Por un cine hipnótico, fascinante y radical
Mucho se habla de la relación entre el cine y el resto de las disciplinas plásticas y audio(y/o)visuales. El compositor de ópera, poeta, artista, fotógrafo y cineasta Lech Majewski llevó al extremo esa conexión al articular fotografía, literatura, pintura y teatro en El molino y la cruz.
Basado en un ensayo del crítico de arte norteamericano Michael Gibson, el film es el resultado de un proceso de producción homérica de más de cuatro años montado por el polaco para elaborar un minucioso análisis iconográfico del cuadro El camino al calvario, en el que Pieter Brueghel representa el Vía Crucis de Cristo ambientándolo en la ocupación española de Flanders a mediados del siglo XVI.
Para eso, Majewski toma al mismo Brueghel (interpretado por Rutger Hauger, viejo conocido del cine de acción de los años ‘80) y a una veintena de personajes de los más de 500 retratados en la obra -entre los que están Jesús y la Virgen María (Charlotte Rampling)- para reconstruir a través de ellos el contexto social, político y cultural de aquel poblado.

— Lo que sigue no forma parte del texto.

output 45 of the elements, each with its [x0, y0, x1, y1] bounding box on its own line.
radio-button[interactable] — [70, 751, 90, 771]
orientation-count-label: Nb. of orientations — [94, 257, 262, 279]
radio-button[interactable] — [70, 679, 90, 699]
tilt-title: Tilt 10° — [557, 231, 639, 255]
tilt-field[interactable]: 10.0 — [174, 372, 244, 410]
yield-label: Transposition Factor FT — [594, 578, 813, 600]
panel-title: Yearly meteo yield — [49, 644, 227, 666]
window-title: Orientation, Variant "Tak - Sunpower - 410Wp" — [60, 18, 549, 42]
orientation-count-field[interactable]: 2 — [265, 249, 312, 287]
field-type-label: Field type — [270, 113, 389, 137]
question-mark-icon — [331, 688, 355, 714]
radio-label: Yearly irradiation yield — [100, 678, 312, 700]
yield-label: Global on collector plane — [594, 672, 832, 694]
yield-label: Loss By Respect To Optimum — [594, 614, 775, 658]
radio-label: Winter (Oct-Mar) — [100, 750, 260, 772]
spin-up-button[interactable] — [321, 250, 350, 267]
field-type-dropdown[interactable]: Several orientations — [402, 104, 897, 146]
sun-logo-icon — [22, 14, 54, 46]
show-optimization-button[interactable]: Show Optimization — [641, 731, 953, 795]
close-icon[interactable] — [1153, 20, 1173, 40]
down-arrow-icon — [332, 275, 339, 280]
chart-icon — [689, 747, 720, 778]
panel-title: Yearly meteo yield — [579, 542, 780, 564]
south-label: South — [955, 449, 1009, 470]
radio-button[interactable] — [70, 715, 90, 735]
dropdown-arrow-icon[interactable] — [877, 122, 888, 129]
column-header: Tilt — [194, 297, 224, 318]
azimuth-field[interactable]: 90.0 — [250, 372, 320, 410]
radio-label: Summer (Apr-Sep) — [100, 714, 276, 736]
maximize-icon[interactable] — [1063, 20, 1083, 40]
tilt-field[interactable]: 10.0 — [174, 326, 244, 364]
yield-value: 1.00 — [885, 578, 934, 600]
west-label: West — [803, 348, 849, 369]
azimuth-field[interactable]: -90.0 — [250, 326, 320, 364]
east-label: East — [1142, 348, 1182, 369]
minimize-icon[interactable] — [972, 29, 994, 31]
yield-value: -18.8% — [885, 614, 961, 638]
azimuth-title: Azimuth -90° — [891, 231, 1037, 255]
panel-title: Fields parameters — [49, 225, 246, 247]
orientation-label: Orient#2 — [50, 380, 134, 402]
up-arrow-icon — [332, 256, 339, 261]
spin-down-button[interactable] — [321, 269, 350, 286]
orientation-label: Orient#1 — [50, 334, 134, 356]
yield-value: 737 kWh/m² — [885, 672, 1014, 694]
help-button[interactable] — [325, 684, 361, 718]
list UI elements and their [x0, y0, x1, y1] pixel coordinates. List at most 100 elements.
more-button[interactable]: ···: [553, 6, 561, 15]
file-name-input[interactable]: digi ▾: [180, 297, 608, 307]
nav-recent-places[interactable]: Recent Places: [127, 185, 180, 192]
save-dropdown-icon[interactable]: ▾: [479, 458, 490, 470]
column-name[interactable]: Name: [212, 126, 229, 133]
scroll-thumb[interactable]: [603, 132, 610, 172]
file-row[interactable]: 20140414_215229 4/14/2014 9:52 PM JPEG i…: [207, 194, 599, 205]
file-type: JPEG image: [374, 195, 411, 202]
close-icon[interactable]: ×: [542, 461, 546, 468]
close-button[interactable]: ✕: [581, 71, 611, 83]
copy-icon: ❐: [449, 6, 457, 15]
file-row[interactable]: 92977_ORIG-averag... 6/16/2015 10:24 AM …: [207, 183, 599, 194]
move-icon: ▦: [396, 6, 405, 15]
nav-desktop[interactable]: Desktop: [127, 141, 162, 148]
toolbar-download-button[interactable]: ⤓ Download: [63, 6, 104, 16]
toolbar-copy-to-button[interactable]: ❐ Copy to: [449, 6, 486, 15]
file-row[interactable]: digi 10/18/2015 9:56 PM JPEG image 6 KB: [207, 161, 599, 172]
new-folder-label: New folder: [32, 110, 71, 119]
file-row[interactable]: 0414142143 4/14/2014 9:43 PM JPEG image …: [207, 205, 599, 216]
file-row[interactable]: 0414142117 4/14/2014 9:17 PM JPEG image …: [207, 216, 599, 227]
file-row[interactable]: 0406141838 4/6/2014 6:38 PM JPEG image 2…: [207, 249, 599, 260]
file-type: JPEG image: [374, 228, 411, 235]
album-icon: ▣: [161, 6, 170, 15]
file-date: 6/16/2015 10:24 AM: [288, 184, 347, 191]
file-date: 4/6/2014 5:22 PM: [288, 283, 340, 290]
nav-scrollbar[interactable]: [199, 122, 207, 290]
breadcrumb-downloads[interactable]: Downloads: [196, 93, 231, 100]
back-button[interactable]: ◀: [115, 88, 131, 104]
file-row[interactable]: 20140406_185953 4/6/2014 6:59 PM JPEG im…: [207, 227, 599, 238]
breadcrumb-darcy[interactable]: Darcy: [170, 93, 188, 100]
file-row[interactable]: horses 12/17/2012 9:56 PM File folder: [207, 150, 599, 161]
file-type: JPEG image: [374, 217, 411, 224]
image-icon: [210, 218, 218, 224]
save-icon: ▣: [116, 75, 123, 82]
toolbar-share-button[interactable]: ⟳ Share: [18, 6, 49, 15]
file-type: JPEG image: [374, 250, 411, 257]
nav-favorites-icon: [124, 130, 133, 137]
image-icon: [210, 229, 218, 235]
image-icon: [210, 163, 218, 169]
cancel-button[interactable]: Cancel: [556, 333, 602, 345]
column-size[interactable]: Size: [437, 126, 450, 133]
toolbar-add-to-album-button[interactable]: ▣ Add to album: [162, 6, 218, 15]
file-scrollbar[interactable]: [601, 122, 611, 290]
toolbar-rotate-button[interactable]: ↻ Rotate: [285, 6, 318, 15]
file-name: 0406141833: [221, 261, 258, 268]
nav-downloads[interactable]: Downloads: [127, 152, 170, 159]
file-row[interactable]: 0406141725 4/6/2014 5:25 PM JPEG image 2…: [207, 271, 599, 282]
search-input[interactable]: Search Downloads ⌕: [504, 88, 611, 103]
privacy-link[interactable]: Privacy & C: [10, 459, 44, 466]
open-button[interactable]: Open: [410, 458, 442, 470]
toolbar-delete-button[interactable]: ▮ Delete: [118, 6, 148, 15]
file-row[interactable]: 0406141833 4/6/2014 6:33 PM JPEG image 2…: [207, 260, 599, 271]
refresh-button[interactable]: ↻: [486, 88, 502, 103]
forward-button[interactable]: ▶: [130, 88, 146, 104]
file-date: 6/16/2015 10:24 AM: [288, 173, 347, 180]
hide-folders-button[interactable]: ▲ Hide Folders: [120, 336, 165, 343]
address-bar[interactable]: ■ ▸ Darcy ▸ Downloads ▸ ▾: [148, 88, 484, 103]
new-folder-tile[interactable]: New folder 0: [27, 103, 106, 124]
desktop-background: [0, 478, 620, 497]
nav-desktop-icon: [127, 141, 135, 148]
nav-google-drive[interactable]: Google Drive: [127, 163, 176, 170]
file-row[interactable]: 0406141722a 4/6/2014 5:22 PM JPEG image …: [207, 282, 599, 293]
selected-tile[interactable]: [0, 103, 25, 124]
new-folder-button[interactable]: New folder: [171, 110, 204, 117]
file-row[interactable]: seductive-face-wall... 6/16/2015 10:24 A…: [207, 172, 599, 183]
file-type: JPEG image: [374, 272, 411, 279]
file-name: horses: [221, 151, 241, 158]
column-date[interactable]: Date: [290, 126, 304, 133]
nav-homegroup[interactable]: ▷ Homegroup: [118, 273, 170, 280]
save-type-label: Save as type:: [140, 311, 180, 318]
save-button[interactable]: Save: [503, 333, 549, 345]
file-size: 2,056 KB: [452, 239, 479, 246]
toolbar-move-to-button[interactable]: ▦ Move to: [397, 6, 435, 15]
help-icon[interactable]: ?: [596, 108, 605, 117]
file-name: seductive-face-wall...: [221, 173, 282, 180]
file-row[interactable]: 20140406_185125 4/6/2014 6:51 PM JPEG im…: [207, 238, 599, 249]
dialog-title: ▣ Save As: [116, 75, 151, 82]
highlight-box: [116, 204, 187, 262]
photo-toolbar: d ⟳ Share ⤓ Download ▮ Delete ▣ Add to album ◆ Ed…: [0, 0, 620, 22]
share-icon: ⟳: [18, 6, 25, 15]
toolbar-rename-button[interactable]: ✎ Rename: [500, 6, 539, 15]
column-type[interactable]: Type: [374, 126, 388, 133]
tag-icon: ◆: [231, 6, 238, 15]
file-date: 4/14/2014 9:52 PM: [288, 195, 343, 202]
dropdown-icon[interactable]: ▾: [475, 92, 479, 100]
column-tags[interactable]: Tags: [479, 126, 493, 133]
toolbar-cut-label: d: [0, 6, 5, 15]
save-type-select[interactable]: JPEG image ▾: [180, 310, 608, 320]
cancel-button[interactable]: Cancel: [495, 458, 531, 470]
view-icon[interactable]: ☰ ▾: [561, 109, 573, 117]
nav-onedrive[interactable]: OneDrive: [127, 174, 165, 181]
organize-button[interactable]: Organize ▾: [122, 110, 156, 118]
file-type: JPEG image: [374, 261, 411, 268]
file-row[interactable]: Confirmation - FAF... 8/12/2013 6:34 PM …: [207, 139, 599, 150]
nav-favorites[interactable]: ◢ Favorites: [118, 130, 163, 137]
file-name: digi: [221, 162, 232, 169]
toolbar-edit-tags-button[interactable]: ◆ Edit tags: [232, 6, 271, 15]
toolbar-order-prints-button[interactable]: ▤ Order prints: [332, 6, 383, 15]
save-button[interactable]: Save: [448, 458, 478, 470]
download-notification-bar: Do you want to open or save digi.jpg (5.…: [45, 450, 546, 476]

Una experiencia visualmente hipnótica, sensorial y fascinante, pero también un fuerte manifiesto sobre el poder del artista en el marco social. Articulado prácticamente sin diálogos, entremezclando escenas rodadas en locaciones reales con otras en las que la propia pintura sirve de marco geográfico, El molino y la cruz es una de las experiencias más radicales del año.